O amor, instante expansivo, dilatado quase ao instante-limite da entrega
e dedicação, volve a aninhar-se na alma, onde nunca estivera, simples noções
acompanhadas da fertilidade da sensibilidade e inteligência. A rebeldia era um
costume, não um vício infindável, dei-lhe apenas um outro sentido e rumo, outro
destino e boêmias. A irreverência foi-me sentido id-ent-ificar e
pres-ent-ificar o com que não con-sentia. O cinismo foi-me desenvolvido pela
educação e cultura. O sarcasmo desenvolveu-me o intelecto, coloco-lhe à frente
de quaisquer virtudes e valores, meu Deus sempiterno.

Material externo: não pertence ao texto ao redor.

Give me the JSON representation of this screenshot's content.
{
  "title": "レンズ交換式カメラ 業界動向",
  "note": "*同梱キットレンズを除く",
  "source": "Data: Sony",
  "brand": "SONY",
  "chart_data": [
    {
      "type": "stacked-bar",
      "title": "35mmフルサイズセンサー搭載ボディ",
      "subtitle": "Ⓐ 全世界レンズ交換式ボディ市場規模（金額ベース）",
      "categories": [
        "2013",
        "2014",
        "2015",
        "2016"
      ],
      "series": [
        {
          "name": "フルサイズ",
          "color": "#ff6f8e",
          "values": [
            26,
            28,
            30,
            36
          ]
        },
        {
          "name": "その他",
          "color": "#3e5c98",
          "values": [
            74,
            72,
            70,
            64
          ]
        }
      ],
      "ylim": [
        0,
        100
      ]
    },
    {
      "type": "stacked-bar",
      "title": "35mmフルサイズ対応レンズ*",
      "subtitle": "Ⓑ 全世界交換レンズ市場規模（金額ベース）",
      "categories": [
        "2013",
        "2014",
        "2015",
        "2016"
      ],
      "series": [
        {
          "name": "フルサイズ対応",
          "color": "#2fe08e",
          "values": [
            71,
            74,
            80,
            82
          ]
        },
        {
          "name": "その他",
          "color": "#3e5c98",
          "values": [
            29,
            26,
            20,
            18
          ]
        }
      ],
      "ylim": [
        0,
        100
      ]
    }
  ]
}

Só conhecia os afetos,
por assim dizer, familiares e inertes, os que não se conhecem nem conseguem lutar
contra as dificuldades.
Esta alegria e resplendor que trago na alma, no espírito, desde há
séculos, percorre cada centímetro do longo vale sobre o qual vão o corpo e a
mente em sintonia com os passos caminhantes do eterno, lentos, pensados,
sofridos. Também agito segredos e enigmas da minha imagem, e o sibilo do vento,
que as folhas cobrem de som, despe-me do pensamento. Vagas de sol,
despencando-se no vôo da Águia Celeste, ricocheteiam brutalmente sobre o campo
circundante. Tudo se cala perante o som, tudo se emudece diante da luz; lá em
baixo, reduz-se a imensa massa de silêncio, que ouço sem cessar. Quem dera se
num instante ínfimo torna-se-me eu mais eloqüente que todas as vozes, mais que
o silêncio ele mesmo. Fico atento, alguém corre em direção a mim na distância,
minha alegria cresce, a mesma de antigamente. Uma vez mais um mistério
abençoado ajuda-me a compreender o sentido de todas as coisas.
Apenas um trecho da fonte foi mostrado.